Tweaking the Palettes of Life
Other exhibition offerings have potentially huge impacts on both the authoring and display of visual effects imagery. One offering, Irodori, uses custom software and hardware to expands the RGB color space to a color space closer to natural human vision. The expansion of palettes will allow greater freedom for visual effects artists to create new combinations of colors to literally "set the tone" of their work.

$90,000 for a Monitor?
And just in case you were wondering how to display these expanded palettes on workstations, display makers are developing novel workarounds to current technical limitations of color reproduction.
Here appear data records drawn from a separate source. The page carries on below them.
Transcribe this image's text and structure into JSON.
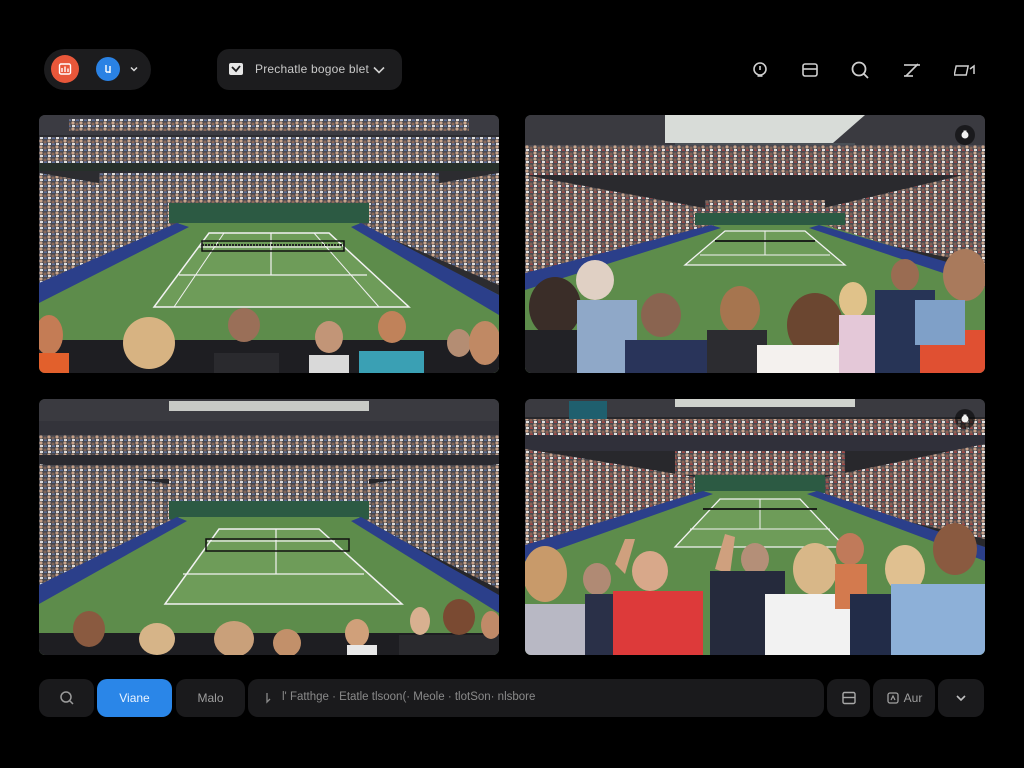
{
  "topbar": {
    "account": {
      "primary_avatar_icon": "image-gallery-icon",
      "secondary_avatar_icon": "share-icon"
    },
    "session_select": {
      "label": "Prechatle bogoe blet",
      "icon": "folder-badge-icon"
    },
    "tools": [
      {
        "name": "zoom-icon"
      },
      {
        "name": "layout-icon"
      },
      {
        "name": "search-icon"
      },
      {
        "name": "edit-icon"
      },
      {
        "name": "camera-icon"
      }
    ]
  },
  "tiles": [
    {
      "name": "tile-1",
      "scene": "Tennis stadium, wide view from upper stands"
    },
    {
      "name": "tile-2",
      "scene": "Tennis stadium, crowd in foreground"
    },
    {
      "name": "tile-3",
      "scene": "Tennis stadium under roof, high angle"
    },
    {
      "name": "tile-4",
      "scene": "Crowd cheering at tennis match"
    }
  ],
  "bottombar": {
    "search_icon": "search-icon",
    "primary_label": "Viane",
    "secondary_label": "Malo",
    "prompt_text": "l' Fatthge  · Etatle tlsoon(· Meole · tlotSon· nlsbore",
    "layout_icon": "layout-icon",
    "attach_label": "Aur",
    "expand_icon": "chevron-down-icon"
  },
  "colors": {
    "background": "#000000",
    "panel": "#1c1c1e",
    "accent": "#2a86e8",
    "avatar_orange": "#e8573a",
    "court_green": "#5d8c4b"
  }
}
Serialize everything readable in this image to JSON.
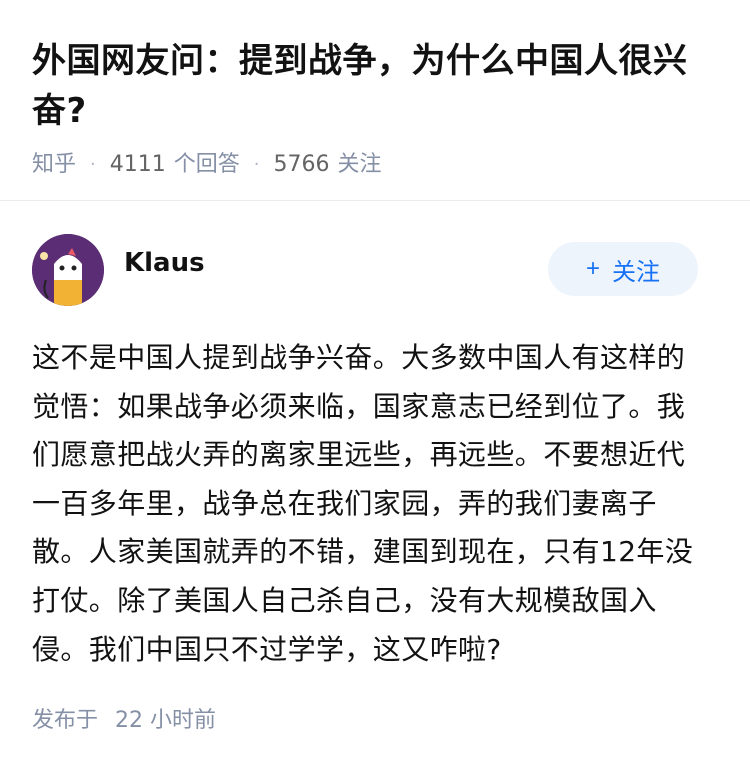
{
  "question": {
    "title": "外国网友问：提到战争，为什么中国人很兴奋?",
    "source": "知乎",
    "separator": "·",
    "answer_count": "4111",
    "answer_label": "个回答",
    "follower_count": "5766",
    "follower_label": "关注"
  },
  "author": {
    "name": "Klaus",
    "follow_label": "关注",
    "follow_icon": "plus-icon"
  },
  "answer": {
    "text": "这不是中国人提到战争兴奋。大多数中国人有这样的觉悟：如果战争必须来临，国家意志已经到位了。我们愿意把战火弄的离家里远些，再远些。不要想近代一百多年里，战争总在我们家园，弄的我们妻离子散。人家美国就弄的不错，建国到现在，只有12年没打仗。除了美国人自己杀自己，没有大规模敌国入侵。我们中国只不过学学，这又咋啦?"
  },
  "footer": {
    "published_label": "发布于",
    "published_time": "22 小时前"
  },
  "colors": {
    "accent": "#1772f6",
    "follow_bg": "#eef4fc",
    "meta_text": "#8590a6",
    "avatar_bg": "#5b2d74"
  }
}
Case in point is Sunnybrook Technologies' prototype HDR monitor, which offers "300 times higher contrast, 10-30 times higher brightness, 10-30 times lower `darkness,' and 38% better coverage of the NTSC color gamut due to the use of RGB LED." All I can say is that it looked clearer than any monitor I have seen, creating the unnerving sensation that you are somehow seeing beyond a the display screen. Increasingly detailed displays (both monitors and projections) will keep content creators scrambling to create more detailed characters, environments and events. And the price will be coming down we can only hope.

May the Force Feedback Be With You
Force feedback, an implementation of "haptics" (meaning "of or relating to the sense of touch: tactile") provides both artist and audience the ability to generate and experience changes in tactile sensations. Several ET installations address how to simulate these sensations including a floor that allows you to walk (as opposed to merely floating) in a virtual world by tracking your body position and direction (CirculaFloor), a harness that provides the sensation of swimming (Swimming Across the Pacific) and a rig that gently strokes your body as it creates a 3D map of it (Tickle Salon). Most importantly for visual effects people, force feedback input devices will likely become more and more prevalent method for interacting with data first on the authoring side, then on the audience side.

Interpolate or Die
Liflet from University of Tokyo is a live demonstration of image interpolation technology echoing that used in the Computer Animation Festival's Massive Arabesque discussed earlier. Liflet uses specialized lenses, hardware and software to created interpolated views from fixed cameras in real time. This and similar technologies will allow visual effects creators to use interpolated viewpoints to expand their creative reach.

Wrapping It Up
Of course, it's unlikely we will see many of these emerging technologies in anything like their exhibited form in the near future. Most likely, these tools will be buried in an aggregate of other technologies within toolsets. Other technical advances, for example, in nanoscale materials, quantum computing, the manipulation of light and energy will be crucial in bringing the ideas presented in the exhibition within reach of the rest of us.